Masafer Yatta is an area in the South Hebron Hills of the West Bank, which is home to twelve Palestinian villages totaling about 2,800 residents. The area is spread out over about 35,000 dunam of land, where agricultural communities have lived for generations. In opposition to international law, which prohibits the expulsion of a population from its land and the use of occupied land for military training, the Israeli army declared the area Firing Zone 918, in the early 1980s, in order to dispossess Palestinians from their homes and strengthen Israeli settlements in the area. Since this declaration, residents have lived under the daily threat of demolitions, evictions, and dispossession. Families in Masafer Yatta are denied access to their land, roads, sources of water, schools, medical services, and hospitals. This is in addition to nearly daily violence from settlers in the region.

Masafer Yatta inhabitants have been struggling through popular mobilization and legal means against the declaration of the firing zone, until May 4th 2022 when the Israeli High Court issued its final decision in the decades-long case, rejecting the residents’ petition and giving the army the green light to forcibly evict these communities at a moment’s notice. If the Israeli army moves ahead with the eviction it will be one of the largest expulsions carried out by the State of Israel in recent decades, an alarming precedent that could lead to further expulsions across the West Bank, and a further escalation of Israel’s policies of annexation and Apartheid.

Direct Actions

A number of direct actions have been organized, including the blocking of Apartheid Road 443 and other roads, an action protest in Rami Levi supermarket in line with the call to Boycott products that support the Occupation, and cutting off apartheid separation fence in several locations. These actions aim to reclaim the right to use settler-only roads, challenge Occupation and segregation policies and disrupt the lives of settlers.

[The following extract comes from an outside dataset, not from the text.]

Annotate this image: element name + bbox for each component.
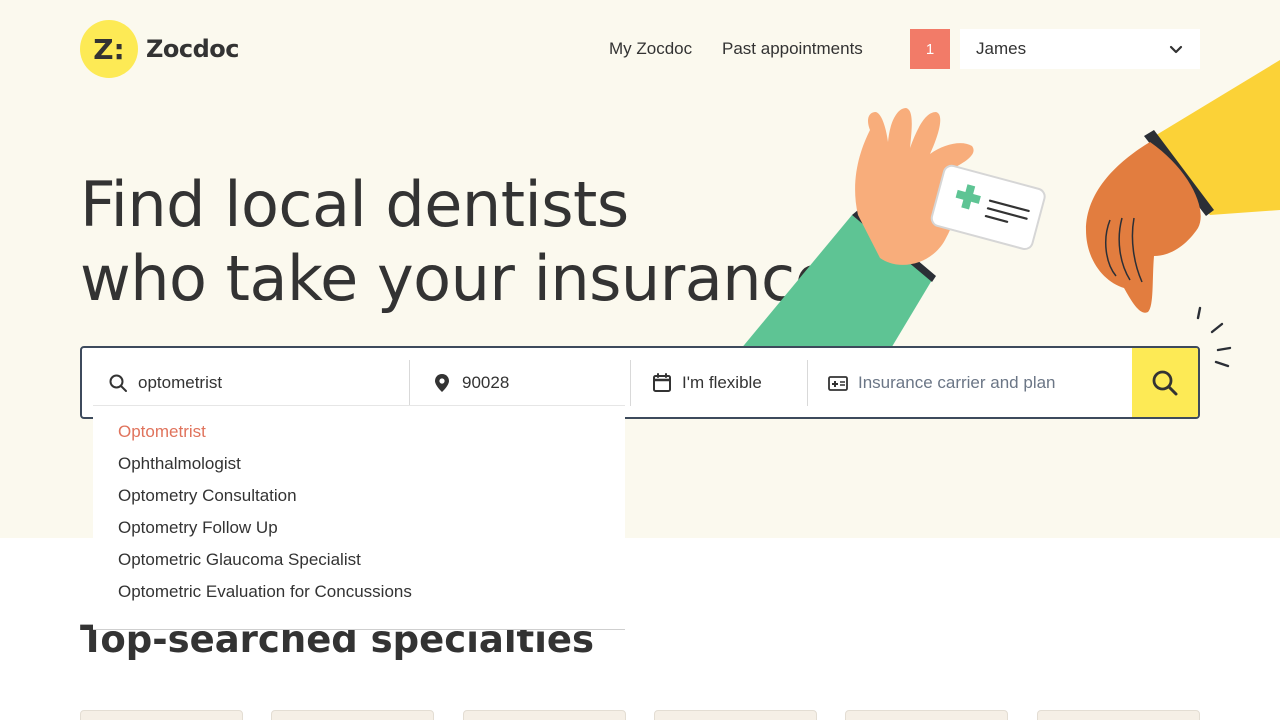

The PSCC has been instrumental in organizing the establishment of the village of Bab Al Shams in January 2013 on land coveted by Ma’ale Adummim settlers, in the area threatened by the illegal Israeli annexation plan of the ‘E1’ corridor, where the Israeli state had planned to erect more than 35000 housing units. Erected in less than two nights, the popular resistance encampment housed more than 250 Palestinians and foreign activists. While the village was destroyed by the Israeli Occupation Forces and dozens were arrested, the move received great attention from international media, raising awareness about Palestinian dispossesion, and also appeared as an example of proactive spatial resistance aiming to disrupt and weaken the spatial aspects of the continued Israeli colonization of Palestine. The movement launched by the Bab Al Shams initiative inspired numerous follow-up events across the West Bank, including in the Jordan Valley with the reclamation and restoration of the ethnically cleansed village of Ein Hijleh in 2014.